Anche questi sono dati che fanno riflettere, sia perché sono molto consistenti in termini di numero sia perché la salute è di solito considerata la prima necessità sulla quale non si risparmia. Non essere in grado di far fronte alle priorità è allora una chiara manifestazione di fragilità delle famiglie del nostro Paese. Il sistema sanitario ha mediamente risposto bene, ma risponde meglio quando valorizza il ruolo sussidiario del Terzo settore: i dati infatti migliorano nelle aree dove i soggetti della società civile sono coinvolti nella co-progettazione del welfare locale o anche semplicemente nella collaborazione.

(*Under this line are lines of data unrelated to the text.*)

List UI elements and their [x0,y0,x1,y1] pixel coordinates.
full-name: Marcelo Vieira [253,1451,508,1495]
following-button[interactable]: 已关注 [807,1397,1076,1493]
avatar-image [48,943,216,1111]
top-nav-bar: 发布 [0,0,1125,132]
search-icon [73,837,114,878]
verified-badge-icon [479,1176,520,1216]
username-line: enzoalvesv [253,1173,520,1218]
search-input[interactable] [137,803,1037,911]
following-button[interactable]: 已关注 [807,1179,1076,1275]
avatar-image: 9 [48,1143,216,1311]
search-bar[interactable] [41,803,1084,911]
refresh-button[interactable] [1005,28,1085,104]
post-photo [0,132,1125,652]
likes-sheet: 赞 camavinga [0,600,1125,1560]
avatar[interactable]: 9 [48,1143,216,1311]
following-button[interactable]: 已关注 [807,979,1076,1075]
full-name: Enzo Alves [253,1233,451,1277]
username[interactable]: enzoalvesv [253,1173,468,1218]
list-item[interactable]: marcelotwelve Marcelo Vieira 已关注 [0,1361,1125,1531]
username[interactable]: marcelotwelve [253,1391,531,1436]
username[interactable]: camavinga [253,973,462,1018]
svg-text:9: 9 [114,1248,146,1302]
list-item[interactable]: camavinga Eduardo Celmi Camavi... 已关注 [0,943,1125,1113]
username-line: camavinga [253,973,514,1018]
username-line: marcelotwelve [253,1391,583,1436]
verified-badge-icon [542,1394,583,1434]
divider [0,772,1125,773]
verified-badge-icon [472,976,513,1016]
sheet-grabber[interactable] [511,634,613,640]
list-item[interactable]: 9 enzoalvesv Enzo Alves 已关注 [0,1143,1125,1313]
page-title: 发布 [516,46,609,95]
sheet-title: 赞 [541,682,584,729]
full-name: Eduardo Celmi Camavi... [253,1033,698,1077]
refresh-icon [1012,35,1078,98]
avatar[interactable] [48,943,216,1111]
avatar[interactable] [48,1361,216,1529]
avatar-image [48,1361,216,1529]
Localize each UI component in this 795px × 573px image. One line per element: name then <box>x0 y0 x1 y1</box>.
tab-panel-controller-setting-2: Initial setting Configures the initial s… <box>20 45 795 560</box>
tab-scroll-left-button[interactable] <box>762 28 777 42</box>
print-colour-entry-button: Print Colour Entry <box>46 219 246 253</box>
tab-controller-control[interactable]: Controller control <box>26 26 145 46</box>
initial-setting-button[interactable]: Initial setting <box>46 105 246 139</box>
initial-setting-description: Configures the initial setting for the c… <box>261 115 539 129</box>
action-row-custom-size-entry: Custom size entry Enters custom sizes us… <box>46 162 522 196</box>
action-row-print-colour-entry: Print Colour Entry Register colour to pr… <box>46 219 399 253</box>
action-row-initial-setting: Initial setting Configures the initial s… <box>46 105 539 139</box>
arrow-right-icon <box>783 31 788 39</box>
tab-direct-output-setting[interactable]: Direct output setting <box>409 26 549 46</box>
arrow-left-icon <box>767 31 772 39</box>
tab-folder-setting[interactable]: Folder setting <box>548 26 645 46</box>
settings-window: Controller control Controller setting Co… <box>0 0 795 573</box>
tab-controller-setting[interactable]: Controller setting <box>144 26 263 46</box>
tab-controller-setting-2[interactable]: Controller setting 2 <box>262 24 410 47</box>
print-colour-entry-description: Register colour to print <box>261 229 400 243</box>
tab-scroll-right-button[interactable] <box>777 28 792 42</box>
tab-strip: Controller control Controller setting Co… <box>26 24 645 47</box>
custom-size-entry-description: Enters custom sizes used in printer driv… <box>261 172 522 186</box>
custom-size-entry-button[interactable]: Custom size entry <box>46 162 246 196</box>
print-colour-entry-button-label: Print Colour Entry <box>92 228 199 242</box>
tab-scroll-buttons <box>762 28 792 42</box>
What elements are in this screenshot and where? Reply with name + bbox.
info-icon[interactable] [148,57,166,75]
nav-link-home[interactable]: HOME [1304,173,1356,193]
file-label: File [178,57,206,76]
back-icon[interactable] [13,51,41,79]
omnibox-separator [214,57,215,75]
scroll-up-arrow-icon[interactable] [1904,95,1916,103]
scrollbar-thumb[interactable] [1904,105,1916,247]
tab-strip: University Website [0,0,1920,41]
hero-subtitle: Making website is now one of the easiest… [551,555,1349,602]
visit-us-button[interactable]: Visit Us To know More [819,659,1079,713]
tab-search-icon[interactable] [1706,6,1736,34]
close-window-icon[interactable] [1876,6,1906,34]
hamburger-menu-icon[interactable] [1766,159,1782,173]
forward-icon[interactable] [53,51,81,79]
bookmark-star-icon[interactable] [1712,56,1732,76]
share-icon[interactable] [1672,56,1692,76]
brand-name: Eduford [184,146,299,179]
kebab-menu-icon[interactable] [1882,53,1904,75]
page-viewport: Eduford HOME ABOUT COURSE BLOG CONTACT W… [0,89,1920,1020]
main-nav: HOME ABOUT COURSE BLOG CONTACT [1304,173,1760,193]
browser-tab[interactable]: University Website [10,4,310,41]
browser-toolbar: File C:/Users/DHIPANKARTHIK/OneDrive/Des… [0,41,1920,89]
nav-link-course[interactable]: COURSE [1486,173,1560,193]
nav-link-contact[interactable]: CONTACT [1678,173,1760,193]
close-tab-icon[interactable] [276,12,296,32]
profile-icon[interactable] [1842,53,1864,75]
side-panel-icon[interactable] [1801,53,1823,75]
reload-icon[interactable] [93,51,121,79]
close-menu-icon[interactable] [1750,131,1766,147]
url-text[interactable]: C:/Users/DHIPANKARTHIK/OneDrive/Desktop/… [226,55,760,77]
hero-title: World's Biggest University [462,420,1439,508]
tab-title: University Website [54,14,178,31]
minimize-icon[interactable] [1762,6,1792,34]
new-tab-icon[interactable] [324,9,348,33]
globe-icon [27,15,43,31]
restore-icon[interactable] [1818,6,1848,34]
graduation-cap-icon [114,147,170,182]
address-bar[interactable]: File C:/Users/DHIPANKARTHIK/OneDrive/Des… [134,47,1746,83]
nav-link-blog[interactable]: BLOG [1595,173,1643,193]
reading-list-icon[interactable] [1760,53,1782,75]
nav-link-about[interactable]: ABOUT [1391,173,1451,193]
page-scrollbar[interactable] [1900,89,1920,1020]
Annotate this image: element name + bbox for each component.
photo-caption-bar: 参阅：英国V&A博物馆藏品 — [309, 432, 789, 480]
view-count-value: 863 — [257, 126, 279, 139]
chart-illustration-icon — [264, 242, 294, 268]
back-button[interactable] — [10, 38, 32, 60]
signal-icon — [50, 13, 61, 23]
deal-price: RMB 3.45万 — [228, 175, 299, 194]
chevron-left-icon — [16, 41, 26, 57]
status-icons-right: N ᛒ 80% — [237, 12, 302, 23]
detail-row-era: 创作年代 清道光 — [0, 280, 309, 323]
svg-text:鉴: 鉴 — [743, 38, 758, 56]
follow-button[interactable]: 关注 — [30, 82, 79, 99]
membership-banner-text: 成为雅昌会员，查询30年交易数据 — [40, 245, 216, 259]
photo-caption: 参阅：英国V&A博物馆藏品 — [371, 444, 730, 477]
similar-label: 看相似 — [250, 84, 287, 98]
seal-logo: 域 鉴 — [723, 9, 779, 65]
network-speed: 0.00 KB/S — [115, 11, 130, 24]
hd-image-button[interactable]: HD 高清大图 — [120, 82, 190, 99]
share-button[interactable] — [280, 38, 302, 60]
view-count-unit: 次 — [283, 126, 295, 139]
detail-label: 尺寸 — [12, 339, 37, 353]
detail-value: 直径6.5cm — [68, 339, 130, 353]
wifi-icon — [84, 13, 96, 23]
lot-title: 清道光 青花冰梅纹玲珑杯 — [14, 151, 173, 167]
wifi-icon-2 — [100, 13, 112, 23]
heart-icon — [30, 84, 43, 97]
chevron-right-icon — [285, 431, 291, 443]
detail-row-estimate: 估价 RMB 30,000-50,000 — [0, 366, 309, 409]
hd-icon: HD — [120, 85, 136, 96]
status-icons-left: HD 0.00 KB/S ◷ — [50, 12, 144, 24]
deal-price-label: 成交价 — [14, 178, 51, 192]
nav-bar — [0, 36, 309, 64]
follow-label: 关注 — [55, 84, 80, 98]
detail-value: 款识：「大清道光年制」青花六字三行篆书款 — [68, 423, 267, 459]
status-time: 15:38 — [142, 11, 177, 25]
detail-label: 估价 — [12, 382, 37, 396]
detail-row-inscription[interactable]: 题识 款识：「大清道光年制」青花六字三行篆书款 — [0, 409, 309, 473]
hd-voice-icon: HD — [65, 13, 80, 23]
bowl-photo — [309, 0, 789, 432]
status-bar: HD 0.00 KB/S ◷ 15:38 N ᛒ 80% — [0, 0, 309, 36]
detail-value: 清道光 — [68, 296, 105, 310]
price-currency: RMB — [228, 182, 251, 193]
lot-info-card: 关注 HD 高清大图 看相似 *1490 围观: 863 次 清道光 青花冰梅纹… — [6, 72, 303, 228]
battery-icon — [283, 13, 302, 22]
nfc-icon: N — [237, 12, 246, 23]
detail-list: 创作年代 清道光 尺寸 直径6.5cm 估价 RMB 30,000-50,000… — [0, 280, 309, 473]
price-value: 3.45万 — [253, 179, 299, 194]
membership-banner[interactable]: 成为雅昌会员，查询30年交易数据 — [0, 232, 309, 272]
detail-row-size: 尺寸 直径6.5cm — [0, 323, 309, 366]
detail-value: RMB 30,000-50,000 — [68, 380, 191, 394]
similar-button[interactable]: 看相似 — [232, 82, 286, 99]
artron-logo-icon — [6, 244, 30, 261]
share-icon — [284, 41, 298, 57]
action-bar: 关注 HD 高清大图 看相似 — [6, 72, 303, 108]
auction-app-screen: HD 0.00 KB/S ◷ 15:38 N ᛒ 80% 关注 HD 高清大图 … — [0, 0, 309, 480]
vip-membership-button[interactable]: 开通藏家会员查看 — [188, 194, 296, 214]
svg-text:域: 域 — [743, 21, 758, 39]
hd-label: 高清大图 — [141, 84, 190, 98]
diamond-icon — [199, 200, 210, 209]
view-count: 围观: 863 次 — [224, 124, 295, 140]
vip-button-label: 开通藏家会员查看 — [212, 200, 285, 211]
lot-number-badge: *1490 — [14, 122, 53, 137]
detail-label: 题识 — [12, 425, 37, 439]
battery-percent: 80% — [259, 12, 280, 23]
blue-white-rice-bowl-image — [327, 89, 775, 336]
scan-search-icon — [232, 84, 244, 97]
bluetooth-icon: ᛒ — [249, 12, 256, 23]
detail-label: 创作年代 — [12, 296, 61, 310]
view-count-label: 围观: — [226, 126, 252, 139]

Come concludere? Possiamo sottolineare almeno tre cose. La prima è anche questi dati ci ribadiscono ancora una volta come il Covid-19 abbia inciso profondamente sulla povertà: chi era già povero è stato spinto in una condizione di ulteriore marginalità e chi era border line è stato spinto in una condizione di indigenza. La seconda è che sul contrasto alla povertà occorre riprendere un ragionamento politicamente più sereno per riformare quanto c’è – ossia il Reddito di cittadinanza – tenendo conto della realtà e con piena volontà di arrivare ad una soluzione: così le cose non vanno ancora bene. La terza – permettete una piccola nota polemica – riguarda la nota battuta di Giorgia Meloni sul RdC come “metadone di Stato”. Sicuramente non si rendeva conto della realtà della povertà in Italia, ma inconsapevolmente riconosceva la necessità di una cura, di un “farmaco”. Per contrastare la povertà serve qualcosa di più di un Aulin sociale. Però servirebbe già a qualcosa per poter dar sollievo ai dolori e avere qualche farmaco di più.